Outra mudança significativa no pós-pandemia serão as demandas do mercado. A Covid-19 afetou a estrutura de quase todos os negócios jurídicos celebrados, como os contratos, seja de locação, de empréstimo, de fornecimento, dentre outros. Alterou as relações trabalhistas. E toda a vida social estruturada juridicamente sofreu um abalo muito grave. Essas relações precisam ser reacomodadas. É certo que nós advogados devemos estar preparados para a grande demanda de trabalho que surgirá no pós-pandemia.

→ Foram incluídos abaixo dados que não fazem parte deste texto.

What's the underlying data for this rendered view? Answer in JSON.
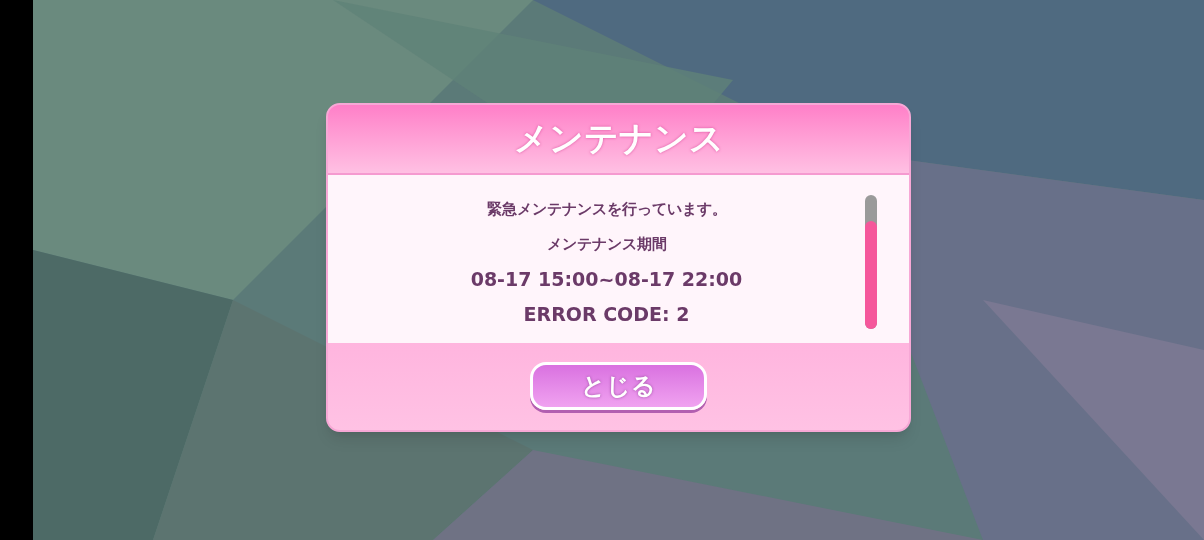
{
  "dialog": {
    "title": "メンテナンス",
    "lines": [
      "緊急メンテナンスを行っています。",
      "メンテナンス期間",
      "08-17 15:00~08-17 22:00",
      "ERROR CODE: 2"
    ],
    "button": "とじる"
  }
}
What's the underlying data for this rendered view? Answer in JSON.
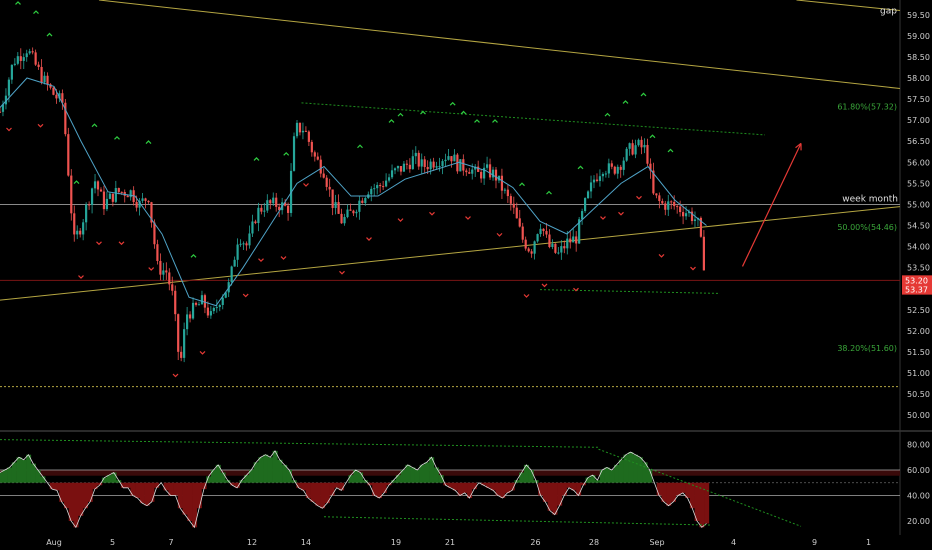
{
  "colors": {
    "background": "#000000",
    "up": "#26a69a",
    "down": "#ef5350",
    "ma": "#4fa3c7",
    "yellow": "#b5a642",
    "green": "#1f8f1f",
    "signal": "#2ecc40",
    "signal_down": "#e53935",
    "hline": "#8a8a8a",
    "hist_pos": "#1e6b1e",
    "hist_neg": "#7a1010",
    "osc_line": "#dddddd",
    "price_tag": "#e53935",
    "axis_text": "#cfcfcf",
    "arrow": "#e53935"
  },
  "chart_data": [
    {
      "type": "candlestick",
      "price_axis": {
        "range": [
          49.65,
          59.85
        ],
        "ticks": [
          "50.00",
          "50.50",
          "51.00",
          "51.50",
          "52.00",
          "52.50",
          "53.00",
          "53.50",
          "54.00",
          "54.50",
          "55.00",
          "55.50",
          "56.00",
          "56.50",
          "57.00",
          "57.50",
          "58.00",
          "58.50",
          "59.00",
          "59.50"
        ]
      },
      "price_tags": [
        {
          "label": "53.20",
          "value": 53.2
        },
        {
          "label": "53.37",
          "value": 52.98
        }
      ],
      "time_axis": {
        "range": [
          0,
          100
        ],
        "ticks": [
          {
            "label": "Aug",
            "x": 6
          },
          {
            "label": "5",
            "x": 12.5
          },
          {
            "label": "7",
            "x": 19
          },
          {
            "label": "12",
            "x": 28
          },
          {
            "label": "14",
            "x": 34
          },
          {
            "label": "19",
            "x": 44
          },
          {
            "label": "21",
            "x": 50
          },
          {
            "label": "26",
            "x": 59.5
          },
          {
            "label": "28",
            "x": 66
          },
          {
            "label": "Sep",
            "x": 73
          },
          {
            "label": "4",
            "x": 81.5
          },
          {
            "label": "9",
            "x": 90.5
          },
          {
            "label": "1",
            "x": 96.5
          }
        ]
      },
      "price_path": [
        [
          0,
          57.2
        ],
        [
          1.5,
          58.4
        ],
        [
          3,
          58.7
        ],
        [
          4.2,
          58.2
        ],
        [
          5,
          57.9
        ],
        [
          6,
          57.6
        ],
        [
          7,
          57.4
        ],
        [
          8.2,
          54.1
        ],
        [
          9,
          54.5
        ],
        [
          10.5,
          55.6
        ],
        [
          11.5,
          55.0
        ],
        [
          13,
          55.3
        ],
        [
          14.5,
          55.3
        ],
        [
          15.5,
          55.0
        ],
        [
          16.5,
          55.2
        ],
        [
          17.5,
          53.5
        ],
        [
          18.5,
          53.4
        ],
        [
          19.2,
          52.8
        ],
        [
          20,
          51.1
        ],
        [
          20.7,
          52.4
        ],
        [
          21.5,
          52.5
        ],
        [
          22.5,
          52.7
        ],
        [
          23.5,
          52.3
        ],
        [
          24.5,
          52.8
        ],
        [
          25.5,
          53.1
        ],
        [
          26.5,
          54.3
        ],
        [
          27.5,
          54.0
        ],
        [
          28.5,
          54.8
        ],
        [
          29.5,
          55.0
        ],
        [
          31,
          55.0
        ],
        [
          32,
          54.9
        ],
        [
          32.8,
          56.8
        ],
        [
          33.8,
          56.8
        ],
        [
          35,
          56.1
        ],
        [
          36,
          55.8
        ],
        [
          37,
          55.0
        ],
        [
          38,
          54.6
        ],
        [
          39,
          54.8
        ],
        [
          40,
          55.1
        ],
        [
          41,
          55.4
        ],
        [
          42,
          55.4
        ],
        [
          43,
          55.6
        ],
        [
          44,
          55.8
        ],
        [
          45,
          55.9
        ],
        [
          46,
          56.1
        ],
        [
          47,
          55.9
        ],
        [
          48,
          56.0
        ],
        [
          49,
          56.1
        ],
        [
          50,
          56.2
        ],
        [
          51,
          55.9
        ],
        [
          52,
          55.9
        ],
        [
          53,
          55.7
        ],
        [
          54,
          55.8
        ],
        [
          55,
          55.7
        ],
        [
          56,
          55.3
        ],
        [
          57,
          54.9
        ],
        [
          58,
          54.2
        ],
        [
          59,
          53.9
        ],
        [
          60,
          54.6
        ],
        [
          61,
          54.0
        ],
        [
          62,
          53.8
        ],
        [
          63,
          54.1
        ],
        [
          64,
          54.2
        ],
        [
          65,
          55.0
        ],
        [
          66,
          55.6
        ],
        [
          67,
          55.9
        ],
        [
          68,
          55.8
        ],
        [
          69,
          56.0
        ],
        [
          70,
          56.3
        ],
        [
          70.8,
          56.4
        ],
        [
          71.8,
          56.3
        ],
        [
          72.6,
          55.2
        ],
        [
          73.5,
          55.0
        ],
        [
          74.5,
          55.0
        ],
        [
          75.5,
          54.9
        ],
        [
          76.5,
          54.8
        ],
        [
          77.5,
          54.6
        ],
        [
          78.5,
          53.2
        ]
      ],
      "ma_path": [
        [
          0,
          57.3
        ],
        [
          3,
          58.0
        ],
        [
          6,
          57.8
        ],
        [
          9,
          56.5
        ],
        [
          12,
          55.3
        ],
        [
          15,
          55.2
        ],
        [
          18,
          54.3
        ],
        [
          21,
          52.8
        ],
        [
          24,
          52.6
        ],
        [
          27,
          53.5
        ],
        [
          30,
          54.5
        ],
        [
          33,
          55.5
        ],
        [
          36,
          55.9
        ],
        [
          39,
          55.2
        ],
        [
          42,
          55.2
        ],
        [
          45,
          55.6
        ],
        [
          48,
          55.8
        ],
        [
          51,
          56.0
        ],
        [
          54,
          55.8
        ],
        [
          57,
          55.4
        ],
        [
          60,
          54.6
        ],
        [
          63,
          54.3
        ],
        [
          66,
          54.9
        ],
        [
          69,
          55.5
        ],
        [
          72,
          55.9
        ],
        [
          75,
          55.1
        ],
        [
          78.5,
          54.5
        ]
      ],
      "horizontal_lines": [
        {
          "value": 55.0,
          "label": "week month"
        },
        {
          "value": 50.68,
          "label": ""
        },
        {
          "value": 53.2,
          "label": ""
        }
      ],
      "trend_lines": [
        {
          "from": [
            0,
            52.73
          ],
          "to": [
            100,
            54.95
          ],
          "color": "yellow"
        },
        {
          "from": [
            11,
            59.85
          ],
          "to": [
            100,
            57.75
          ],
          "color": "yellow"
        },
        {
          "from": [
            88.5,
            59.85
          ],
          "to": [
            100,
            59.6
          ],
          "color": "yellow"
        },
        {
          "from": [
            33.5,
            57.41
          ],
          "to": [
            85,
            56.65
          ],
          "color": "green"
        },
        {
          "from": [
            60,
            52.98
          ],
          "to": [
            80,
            52.89
          ],
          "color": "green"
        }
      ],
      "fib_labels": [
        {
          "label": "61.80%(57.32)",
          "value": 57.32
        },
        {
          "label": "50.00%(54.46)",
          "value": 54.46
        },
        {
          "label": "38.20%(51.60)",
          "value": 51.6
        }
      ],
      "annotations": [
        {
          "label": "gap",
          "value": 59.6
        }
      ],
      "arrow": {
        "from": [
          82.5,
          53.53
        ],
        "to": [
          89,
          56.45
        ]
      },
      "signals": [
        {
          "type": "up",
          "x": [
            2,
            4,
            5.5,
            8.5,
            10.5,
            13,
            16.5,
            21.5,
            28.5,
            31.8,
            40,
            43.5,
            44.5,
            47,
            50.3,
            51.5,
            53,
            55,
            58,
            61,
            64.5,
            67.5,
            69.5,
            71.5,
            72.5,
            74.5
          ]
        },
        {
          "type": "down",
          "x": [
            1,
            4.5,
            9,
            11,
            13.5,
            16.8,
            19.5,
            22.5,
            27.3,
            29,
            31.5,
            34,
            38,
            41,
            44.5,
            48,
            52,
            55.5,
            58.5,
            60.5,
            64,
            67,
            69,
            71,
            73.5,
            77
          ]
        }
      ]
    },
    {
      "type": "area",
      "osc_axis": {
        "range": [
          9,
          89
        ],
        "ticks": [
          "20.00",
          "40.00",
          "60.00",
          "80.00"
        ]
      },
      "horizontal_lines": [
        {
          "value": 50.0
        },
        {
          "value": 60.0
        },
        {
          "value": 40.0
        }
      ],
      "band": [
        60,
        55.5
      ],
      "trend_lines": [
        {
          "from": [
            0,
            83.8
          ],
          "to": [
            66.5,
            77.8
          ],
          "color": "green"
        },
        {
          "from": [
            36,
            23.3
          ],
          "to": [
            79,
            16.8
          ],
          "color": "green"
        },
        {
          "from": [
            66.5,
            76.3
          ],
          "to": [
            89,
            15.8
          ],
          "color": "green"
        }
      ],
      "series": [
        {
          "values": [
            58,
            60,
            62,
            66,
            70,
            68,
            72,
            65,
            60,
            55,
            50,
            45,
            44,
            35,
            30,
            20,
            15,
            24,
            30,
            35,
            45,
            48,
            54,
            56,
            58,
            52,
            46,
            46,
            40,
            38,
            34,
            32,
            35,
            46,
            50,
            44,
            40,
            40,
            30,
            25,
            20,
            15,
            30,
            45,
            55,
            60,
            64,
            58,
            52,
            48,
            46,
            52,
            56,
            60,
            66,
            70,
            72,
            70,
            75,
            68,
            64,
            60,
            52,
            46,
            44,
            38,
            35,
            32,
            30,
            34,
            40,
            46,
            44,
            50,
            56,
            60,
            58,
            52,
            48,
            40,
            38,
            42,
            48,
            52,
            56,
            60,
            64,
            62,
            60,
            64,
            66,
            70,
            62,
            56,
            48,
            46,
            44,
            40,
            42,
            38,
            45,
            50,
            48,
            46,
            44,
            40,
            38,
            42,
            44,
            52,
            58,
            64,
            60,
            52,
            40,
            35,
            28,
            25,
            32,
            40,
            46,
            44,
            40,
            48,
            54,
            56,
            52,
            60,
            62,
            60,
            64,
            68,
            72,
            74,
            72,
            70,
            66,
            60,
            50,
            40,
            35,
            32,
            35,
            40,
            42,
            38,
            30,
            20,
            15,
            18
          ]
        }
      ]
    }
  ]
}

Além disso, um dos aspectos mais relevantes, e que agora passa a ser concreto, é a maior democratização do acesso ao Poder Judiciário perante as partes e a advocacia. Para um escritório de menor porte, principalmente para os distantes de Brasília, era difícil e, por vezes, inviável economicamente, imaginar sustentar oralmente em um processo em tribunais superiores. Hoje, com a pandemia, podemos observar a democratização desse acesso. Acabamos com a concentração da advocacia para escritórios maiores, que são poucos, e outros talentos vão aparecer com essa maior facilidade de atuação. E ainda há perspectivas ainda maiores quando tivermos de fato implantada a tecnologia 5G no Brasil. Esse é um aspecto extremamente positivo da virtualização. Que os melhores se destaquem!